Edie decided to switch gears. “Do you remember history before the Yonapi found your species?”
“Barely,” the brains said. “As you know by now, the origin of the Yonapi precedes both of our species. There’s so little we know of life prior to the Krayasee. But there is one thing we do know.”
“What is that?” Alex inquired.
“Before the Ultimate Rebirth, the A’biran were a species on the verge of extinction. Our original home, whatever it was, had been reduced to a war-ravaged, ecological disaster.
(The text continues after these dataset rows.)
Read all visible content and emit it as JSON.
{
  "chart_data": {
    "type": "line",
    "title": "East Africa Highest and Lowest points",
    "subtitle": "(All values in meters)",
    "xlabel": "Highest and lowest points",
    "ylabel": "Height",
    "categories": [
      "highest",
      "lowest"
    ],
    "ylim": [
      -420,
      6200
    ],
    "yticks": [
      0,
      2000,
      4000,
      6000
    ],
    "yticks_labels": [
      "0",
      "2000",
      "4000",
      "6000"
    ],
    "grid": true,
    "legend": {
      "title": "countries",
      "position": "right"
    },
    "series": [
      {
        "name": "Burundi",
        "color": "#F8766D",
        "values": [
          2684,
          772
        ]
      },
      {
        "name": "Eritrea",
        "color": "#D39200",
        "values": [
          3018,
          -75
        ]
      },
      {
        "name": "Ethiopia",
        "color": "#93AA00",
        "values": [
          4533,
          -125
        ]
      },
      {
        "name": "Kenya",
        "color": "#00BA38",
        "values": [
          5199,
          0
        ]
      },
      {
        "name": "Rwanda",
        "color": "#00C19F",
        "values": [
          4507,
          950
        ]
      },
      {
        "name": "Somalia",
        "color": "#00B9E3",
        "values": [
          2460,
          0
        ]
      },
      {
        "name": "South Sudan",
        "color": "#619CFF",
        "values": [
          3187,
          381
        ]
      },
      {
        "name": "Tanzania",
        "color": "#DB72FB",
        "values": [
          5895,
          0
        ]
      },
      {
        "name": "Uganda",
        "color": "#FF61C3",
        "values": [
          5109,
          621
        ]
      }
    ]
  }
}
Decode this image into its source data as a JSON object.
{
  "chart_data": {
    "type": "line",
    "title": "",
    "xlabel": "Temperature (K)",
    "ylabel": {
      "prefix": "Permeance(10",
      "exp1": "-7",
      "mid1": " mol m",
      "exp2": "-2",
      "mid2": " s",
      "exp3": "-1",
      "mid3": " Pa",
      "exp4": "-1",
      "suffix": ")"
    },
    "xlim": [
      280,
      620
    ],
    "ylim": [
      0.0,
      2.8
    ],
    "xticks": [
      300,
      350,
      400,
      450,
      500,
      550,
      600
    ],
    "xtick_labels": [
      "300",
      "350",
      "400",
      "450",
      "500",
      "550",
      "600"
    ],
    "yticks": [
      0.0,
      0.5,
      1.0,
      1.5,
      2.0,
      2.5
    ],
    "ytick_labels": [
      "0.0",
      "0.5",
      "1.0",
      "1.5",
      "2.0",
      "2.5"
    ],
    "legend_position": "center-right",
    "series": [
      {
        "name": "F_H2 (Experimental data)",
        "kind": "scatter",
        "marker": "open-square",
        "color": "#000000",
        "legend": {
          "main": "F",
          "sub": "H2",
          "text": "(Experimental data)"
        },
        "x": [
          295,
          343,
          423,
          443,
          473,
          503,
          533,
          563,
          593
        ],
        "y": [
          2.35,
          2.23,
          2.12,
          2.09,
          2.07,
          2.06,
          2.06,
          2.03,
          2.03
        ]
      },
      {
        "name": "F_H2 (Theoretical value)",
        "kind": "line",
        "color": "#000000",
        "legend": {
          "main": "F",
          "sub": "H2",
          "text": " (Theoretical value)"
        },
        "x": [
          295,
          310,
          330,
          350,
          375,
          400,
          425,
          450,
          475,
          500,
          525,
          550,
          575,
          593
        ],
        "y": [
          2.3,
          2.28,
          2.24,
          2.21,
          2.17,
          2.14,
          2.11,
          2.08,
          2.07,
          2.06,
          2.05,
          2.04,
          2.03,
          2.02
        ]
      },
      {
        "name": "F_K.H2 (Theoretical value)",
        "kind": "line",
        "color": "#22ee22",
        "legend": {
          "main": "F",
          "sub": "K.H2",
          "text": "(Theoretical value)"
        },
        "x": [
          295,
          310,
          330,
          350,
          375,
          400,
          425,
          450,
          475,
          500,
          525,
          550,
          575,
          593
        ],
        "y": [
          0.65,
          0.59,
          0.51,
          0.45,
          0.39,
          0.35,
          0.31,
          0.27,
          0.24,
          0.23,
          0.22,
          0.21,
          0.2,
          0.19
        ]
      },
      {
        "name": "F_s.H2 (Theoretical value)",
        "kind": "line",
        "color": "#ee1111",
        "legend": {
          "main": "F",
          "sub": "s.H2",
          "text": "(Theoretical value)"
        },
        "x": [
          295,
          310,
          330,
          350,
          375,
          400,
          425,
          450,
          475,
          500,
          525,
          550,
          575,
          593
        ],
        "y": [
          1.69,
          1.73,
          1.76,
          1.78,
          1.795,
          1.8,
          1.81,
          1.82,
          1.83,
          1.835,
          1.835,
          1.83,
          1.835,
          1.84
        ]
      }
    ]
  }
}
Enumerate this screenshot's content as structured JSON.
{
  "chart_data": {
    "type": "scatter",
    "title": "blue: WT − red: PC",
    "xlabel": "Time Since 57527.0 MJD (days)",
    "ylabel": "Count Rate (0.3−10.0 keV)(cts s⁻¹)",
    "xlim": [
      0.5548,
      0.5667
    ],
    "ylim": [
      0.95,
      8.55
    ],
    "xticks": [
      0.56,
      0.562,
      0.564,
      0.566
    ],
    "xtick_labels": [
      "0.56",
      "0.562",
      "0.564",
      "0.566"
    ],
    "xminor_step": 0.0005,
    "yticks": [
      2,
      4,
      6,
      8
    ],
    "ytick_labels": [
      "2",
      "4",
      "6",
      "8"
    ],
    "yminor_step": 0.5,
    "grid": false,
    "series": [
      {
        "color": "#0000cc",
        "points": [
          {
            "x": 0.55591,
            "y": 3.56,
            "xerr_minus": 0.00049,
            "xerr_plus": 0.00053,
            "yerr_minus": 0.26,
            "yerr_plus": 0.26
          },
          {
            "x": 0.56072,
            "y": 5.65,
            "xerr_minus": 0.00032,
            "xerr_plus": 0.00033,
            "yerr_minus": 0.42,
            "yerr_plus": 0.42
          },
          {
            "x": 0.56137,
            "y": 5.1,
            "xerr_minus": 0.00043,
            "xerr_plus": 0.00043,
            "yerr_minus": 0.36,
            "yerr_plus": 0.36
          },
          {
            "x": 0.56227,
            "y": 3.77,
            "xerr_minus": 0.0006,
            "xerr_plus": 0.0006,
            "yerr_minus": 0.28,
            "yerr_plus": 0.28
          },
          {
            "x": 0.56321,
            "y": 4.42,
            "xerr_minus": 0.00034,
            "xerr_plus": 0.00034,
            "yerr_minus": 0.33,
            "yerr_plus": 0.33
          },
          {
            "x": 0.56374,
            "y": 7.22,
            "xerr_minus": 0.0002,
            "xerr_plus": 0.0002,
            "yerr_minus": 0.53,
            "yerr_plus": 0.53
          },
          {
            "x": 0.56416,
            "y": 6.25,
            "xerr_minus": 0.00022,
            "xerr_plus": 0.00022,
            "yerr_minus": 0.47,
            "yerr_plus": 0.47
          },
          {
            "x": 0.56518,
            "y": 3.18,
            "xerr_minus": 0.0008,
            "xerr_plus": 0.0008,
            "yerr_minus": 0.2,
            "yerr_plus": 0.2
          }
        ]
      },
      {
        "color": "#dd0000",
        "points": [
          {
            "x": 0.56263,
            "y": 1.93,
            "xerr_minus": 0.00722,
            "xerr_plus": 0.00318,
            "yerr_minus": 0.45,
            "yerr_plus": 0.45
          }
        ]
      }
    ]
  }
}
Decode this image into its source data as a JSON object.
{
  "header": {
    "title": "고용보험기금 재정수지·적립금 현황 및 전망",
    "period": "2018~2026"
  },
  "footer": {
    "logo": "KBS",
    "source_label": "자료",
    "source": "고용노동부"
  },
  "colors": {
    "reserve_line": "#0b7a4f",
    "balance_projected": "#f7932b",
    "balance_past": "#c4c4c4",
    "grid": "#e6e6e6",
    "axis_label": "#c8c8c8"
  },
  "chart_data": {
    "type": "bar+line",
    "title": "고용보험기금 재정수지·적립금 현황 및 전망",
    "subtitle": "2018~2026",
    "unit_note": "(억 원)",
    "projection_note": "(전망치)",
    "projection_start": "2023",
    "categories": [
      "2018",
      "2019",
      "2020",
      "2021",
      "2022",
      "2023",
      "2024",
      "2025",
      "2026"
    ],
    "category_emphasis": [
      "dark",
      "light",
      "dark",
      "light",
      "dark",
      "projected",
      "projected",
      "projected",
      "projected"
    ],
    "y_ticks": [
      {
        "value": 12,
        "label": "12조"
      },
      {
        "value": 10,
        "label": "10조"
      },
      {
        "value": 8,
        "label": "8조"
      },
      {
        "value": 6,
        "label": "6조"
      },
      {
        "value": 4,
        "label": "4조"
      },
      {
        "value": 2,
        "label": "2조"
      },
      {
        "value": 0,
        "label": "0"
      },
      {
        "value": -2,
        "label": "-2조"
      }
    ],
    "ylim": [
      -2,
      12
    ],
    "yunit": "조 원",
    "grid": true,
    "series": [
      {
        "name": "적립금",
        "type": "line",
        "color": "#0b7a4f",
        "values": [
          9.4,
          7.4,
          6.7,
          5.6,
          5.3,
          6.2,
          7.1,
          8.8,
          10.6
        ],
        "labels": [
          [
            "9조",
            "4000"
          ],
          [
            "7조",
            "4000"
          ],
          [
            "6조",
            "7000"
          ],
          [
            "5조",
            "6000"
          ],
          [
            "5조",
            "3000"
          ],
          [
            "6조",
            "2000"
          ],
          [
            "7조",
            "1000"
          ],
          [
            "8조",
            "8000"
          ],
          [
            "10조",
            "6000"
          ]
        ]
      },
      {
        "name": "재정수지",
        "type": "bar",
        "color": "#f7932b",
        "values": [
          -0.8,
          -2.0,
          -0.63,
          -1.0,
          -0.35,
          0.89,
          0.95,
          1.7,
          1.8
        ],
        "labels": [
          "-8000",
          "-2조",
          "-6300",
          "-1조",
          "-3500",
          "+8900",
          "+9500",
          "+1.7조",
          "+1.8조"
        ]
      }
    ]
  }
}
By the time we made contact with the Yonapi, our species was one hundredth of the population it was at its previous peak. The Yonapi rescued us and brought us forth to a new home,” the brains explained.
“How do you remember all of this?” Edie asked. “You don’t even know what your original home was. Could have been a planet. Could have been a meteor. How do you know all these details about war, environmental destruction, and your population size?”